Также в 1945 г. в СССР были получены разведданные о ведущихся в США исследованиях по созданию оружия, более мощного, чем А-бомба, – термоядерного, или водородного, оружия. Эти американские исследования были сконцентрированы на схеме так называемого «классического супера». В 1946 г. Я. Б. Зельдовичу с сотрудниками (С. П. Дьяков и А. С. Компанеец) из Института химической физики АН СССР было поручено разработать конструкцию водородной бомбы, соответствующую данным разведки. Эта конструкция получила название «Труба» (РДС-6т, в США – “Super”). В США через несколько лет убедились, что эта схема тупиковая, и в 1950 г. от нее отказались.

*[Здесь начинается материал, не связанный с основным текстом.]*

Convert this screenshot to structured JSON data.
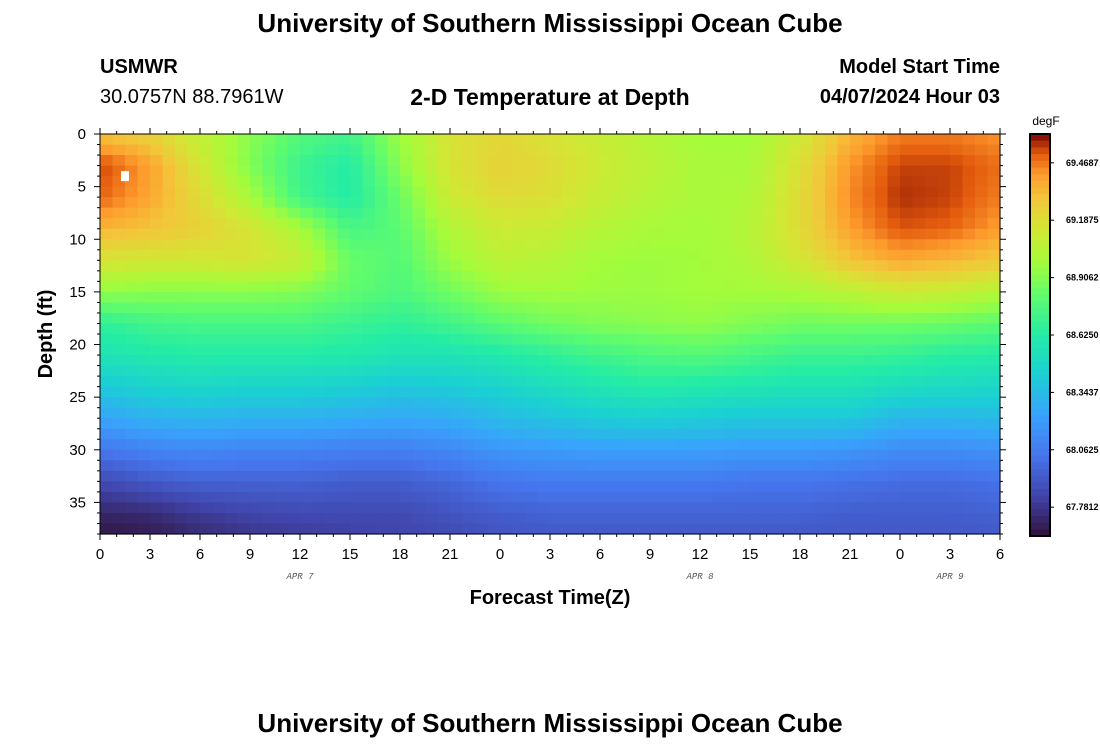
{
  "header": {
    "title": "University of Southern Mississippi Ocean Cube",
    "station": "USMWR",
    "coords": "30.0757N  88.7961W",
    "subtitle": "2-D Temperature at Depth",
    "model_start_label": "Model Start Time",
    "model_start_value": "04/07/2024 Hour 03"
  },
  "footer": {
    "title": "University of Southern Mississippi Ocean Cube"
  },
  "chart_data": {
    "type": "heatmap",
    "xlabel": "Forecast Time(Z)",
    "ylabel": "Depth (ft)",
    "x_ticks": [
      "0",
      "3",
      "6",
      "9",
      "12",
      "15",
      "18",
      "21",
      "0",
      "3",
      "6",
      "9",
      "12",
      "15",
      "18",
      "21",
      "0",
      "3",
      "6"
    ],
    "x_range_hours": [
      0,
      54
    ],
    "day_labels": [
      {
        "label": "APR 7",
        "hour": 12
      },
      {
        "label": "APR 8",
        "hour": 36
      },
      {
        "label": "APR 9",
        "hour": 51
      }
    ],
    "y_ticks": [
      "0",
      "5",
      "10",
      "15",
      "20",
      "25",
      "30",
      "35"
    ],
    "ylim": [
      0,
      38
    ],
    "y_inverted": true,
    "colorbar": {
      "unit": "degF",
      "min": 67.64,
      "max": 69.61,
      "labels": [
        "69.4687",
        "69.1875",
        "68.9062",
        "68.6250",
        "68.3437",
        "68.0625",
        "67.7812"
      ],
      "label_values": [
        69.4687,
        69.1875,
        68.9062,
        68.625,
        68.3437,
        68.0625,
        67.7812
      ]
    },
    "marker": {
      "hour": 1.5,
      "depth": 4
    },
    "depths_ft": [
      0,
      3,
      6,
      9,
      12,
      15,
      18,
      21,
      24,
      27,
      30,
      33,
      36,
      38
    ],
    "hours": [
      0,
      3,
      6,
      9,
      12,
      15,
      18,
      21,
      24,
      27,
      30,
      33,
      36,
      39,
      42,
      45,
      48,
      51,
      54
    ],
    "values_degF": [
      [
        69.3,
        69.24,
        69.08,
        68.92,
        68.78,
        68.72,
        68.96,
        69.16,
        69.22,
        69.16,
        69.1,
        69.04,
        68.98,
        68.98,
        69.12,
        69.34,
        69.46,
        69.46,
        69.42
      ],
      [
        69.54,
        69.4,
        69.15,
        68.9,
        68.7,
        68.62,
        68.92,
        69.16,
        69.24,
        69.2,
        69.12,
        69.06,
        69.0,
        69.0,
        69.18,
        69.42,
        69.54,
        69.54,
        69.48
      ],
      [
        69.5,
        69.38,
        69.2,
        69.0,
        68.72,
        68.62,
        68.84,
        69.12,
        69.2,
        69.18,
        69.1,
        69.04,
        69.0,
        69.02,
        69.2,
        69.44,
        69.56,
        69.54,
        69.46
      ],
      [
        69.34,
        69.3,
        69.24,
        69.16,
        69.0,
        68.74,
        68.8,
        69.02,
        69.12,
        69.1,
        69.04,
        69.0,
        68.98,
        69.04,
        69.2,
        69.4,
        69.52,
        69.5,
        69.4
      ],
      [
        69.16,
        69.14,
        69.14,
        69.16,
        69.1,
        68.84,
        68.78,
        68.96,
        69.06,
        69.04,
        68.98,
        68.96,
        68.98,
        69.02,
        69.14,
        69.3,
        69.38,
        69.34,
        69.28
      ],
      [
        68.94,
        68.92,
        68.92,
        68.92,
        68.9,
        68.82,
        68.76,
        68.86,
        68.96,
        68.98,
        68.96,
        68.96,
        68.98,
        68.98,
        69.0,
        69.06,
        69.12,
        69.1,
        69.04
      ],
      [
        68.66,
        68.72,
        68.74,
        68.74,
        68.74,
        68.7,
        68.66,
        68.72,
        68.8,
        68.86,
        68.9,
        68.92,
        68.94,
        68.9,
        68.86,
        68.86,
        68.86,
        68.84,
        68.8
      ],
      [
        68.56,
        68.6,
        68.62,
        68.62,
        68.62,
        68.6,
        68.56,
        68.56,
        68.6,
        68.66,
        68.72,
        68.76,
        68.78,
        68.74,
        68.7,
        68.7,
        68.68,
        68.64,
        68.62
      ],
      [
        68.4,
        68.46,
        68.48,
        68.46,
        68.46,
        68.44,
        68.4,
        68.42,
        68.46,
        68.52,
        68.58,
        68.62,
        68.6,
        68.58,
        68.56,
        68.56,
        68.52,
        68.5,
        68.48
      ],
      [
        68.24,
        68.3,
        68.32,
        68.3,
        68.3,
        68.28,
        68.26,
        68.28,
        68.34,
        68.38,
        68.42,
        68.44,
        68.42,
        68.4,
        68.4,
        68.4,
        68.32,
        68.32,
        68.34
      ],
      [
        68.04,
        68.1,
        68.12,
        68.1,
        68.1,
        68.08,
        68.08,
        68.12,
        68.18,
        68.2,
        68.22,
        68.22,
        68.22,
        68.2,
        68.2,
        68.18,
        68.14,
        68.14,
        68.16
      ],
      [
        67.86,
        67.92,
        67.96,
        67.96,
        67.96,
        67.94,
        67.94,
        67.98,
        68.04,
        68.06,
        68.06,
        68.06,
        68.06,
        68.04,
        68.04,
        68.02,
        68.0,
        68.0,
        68.02
      ],
      [
        67.72,
        67.74,
        67.8,
        67.84,
        67.86,
        67.86,
        67.86,
        67.9,
        67.94,
        67.96,
        67.96,
        67.96,
        67.96,
        67.96,
        67.96,
        67.94,
        67.94,
        67.94,
        67.96
      ],
      [
        67.66,
        67.68,
        67.74,
        67.78,
        67.8,
        67.82,
        67.84,
        67.86,
        67.9,
        67.92,
        67.92,
        67.92,
        67.92,
        67.92,
        67.92,
        67.92,
        67.92,
        67.92,
        67.92
      ]
    ]
  }
}
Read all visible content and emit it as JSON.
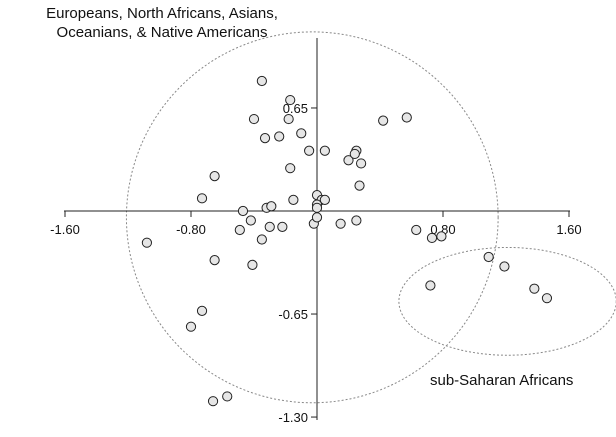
{
  "chart_data": {
    "type": "scatter",
    "title": "",
    "xlabel": "",
    "ylabel": "",
    "xlim": [
      -1.6,
      1.6
    ],
    "ylim": [
      -1.3,
      1.3
    ],
    "x_ticks": [
      -1.6,
      -0.8,
      0.8,
      1.6
    ],
    "x_tick_labels": [
      "-1.60",
      "-0.80",
      "0.80",
      "1.60"
    ],
    "y_ticks": [
      0.65,
      -0.65,
      -1.3
    ],
    "y_tick_labels": [
      "0.65",
      "-0.65",
      "-1.30"
    ],
    "grid": false,
    "clusters": [
      {
        "label_line1": "Europeans, North Africans, Asians,",
        "label_line2": "Oceanians, & Native Americans",
        "shape": "dotted-ellipse",
        "center": [
          -0.03,
          -0.04
        ],
        "radii": [
          1.18,
          1.17
        ]
      },
      {
        "label": "sub-Saharan Africans",
        "shape": "dotted-ellipse",
        "center": [
          1.21,
          -0.57
        ],
        "radii": [
          0.69,
          0.34
        ]
      }
    ],
    "series": [
      {
        "points": [
          [
            -0.35,
            0.82
          ],
          [
            -0.17,
            0.7
          ],
          [
            -0.4,
            0.58
          ],
          [
            -0.18,
            0.58
          ],
          [
            0.42,
            0.57
          ],
          [
            0.57,
            0.59
          ],
          [
            -0.1,
            0.49
          ],
          [
            -0.33,
            0.46
          ],
          [
            -0.24,
            0.47
          ],
          [
            0.25,
            0.38
          ],
          [
            0.05,
            0.38
          ],
          [
            -0.05,
            0.38
          ],
          [
            0.2,
            0.32
          ],
          [
            0.28,
            0.3
          ],
          [
            0.24,
            0.36
          ],
          [
            -0.17,
            0.27
          ],
          [
            -0.65,
            0.22
          ],
          [
            0.27,
            0.16
          ],
          [
            -0.73,
            0.08
          ],
          [
            0.0,
            0.1
          ],
          [
            -0.15,
            0.07
          ],
          [
            0.03,
            0.07
          ],
          [
            0.05,
            0.07
          ],
          [
            0.0,
            0.04
          ],
          [
            0.0,
            0.02
          ],
          [
            -0.47,
            0.0
          ],
          [
            -0.32,
            0.02
          ],
          [
            -0.29,
            0.03
          ],
          [
            -0.42,
            -0.06
          ],
          [
            -0.3,
            -0.1
          ],
          [
            -0.49,
            -0.12
          ],
          [
            -0.22,
            -0.1
          ],
          [
            -0.02,
            -0.08
          ],
          [
            0.0,
            -0.04
          ],
          [
            -0.35,
            -0.18
          ],
          [
            -1.08,
            -0.2
          ],
          [
            0.15,
            -0.08
          ],
          [
            0.25,
            -0.06
          ],
          [
            -0.65,
            -0.31
          ],
          [
            -0.41,
            -0.34
          ],
          [
            0.63,
            -0.12
          ],
          [
            0.73,
            -0.17
          ],
          [
            0.79,
            -0.16
          ],
          [
            1.09,
            -0.29
          ],
          [
            1.19,
            -0.35
          ],
          [
            0.72,
            -0.47
          ],
          [
            1.38,
            -0.49
          ],
          [
            1.46,
            -0.55
          ],
          [
            -0.73,
            -0.63
          ],
          [
            -0.8,
            -0.73
          ],
          [
            -0.66,
            -1.2
          ],
          [
            -0.57,
            -1.17
          ]
        ]
      }
    ]
  }
}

В СССР группа Зельдовича также столкнулась с серьезными трудностями в попытках реализации схемы «Труба». Тогда Постановлением Совета министров СССР от 10 июня 1948 г. в ряде институтов, включая и ФИАН, были сформированы группы поддержки, которые должны были выполнять задания Ю. Б. Харитона и Я. Б. Зельдовича по совершенствованию проекта «Труба». В ФИАНе это была спецгруппа И. Е. Тамма, в которую вошли С. З. Беленький, В. Л. Гинзбург, Ю. А. Романов, А. Д. Сахаров и Е. С. Фрадкин; постановлением в эту спецгруппу был также включен В. А. Фок, работавший в Ленинграде.

Сахаров:

«Я начал свою работу в группе Тамма, написав за несколько дней свой первый секретный отчет по этой тематике С1 (Сахаров, первый). Термоядерная реакция – этот таинственный источник энергии звезд и Солнца в их числе, источник жизни на Земле и возможная причина ее гибели – уже была в моей власти, происходила на моем письменном столе!

Задача специальной группы Тамма, как нам ее сформулировал Игорь Евгеньевич на основании имевшихся у него документов, сводилась к тому, чтобы проанализировать расчеты группы Зельдовича по некоторому конкретному проекту термоядерного устройства военного назначения, в случае необходимости и по мере возможности уточнить, исправить и дополнить и дать независимое заключение по всему проекту в целом…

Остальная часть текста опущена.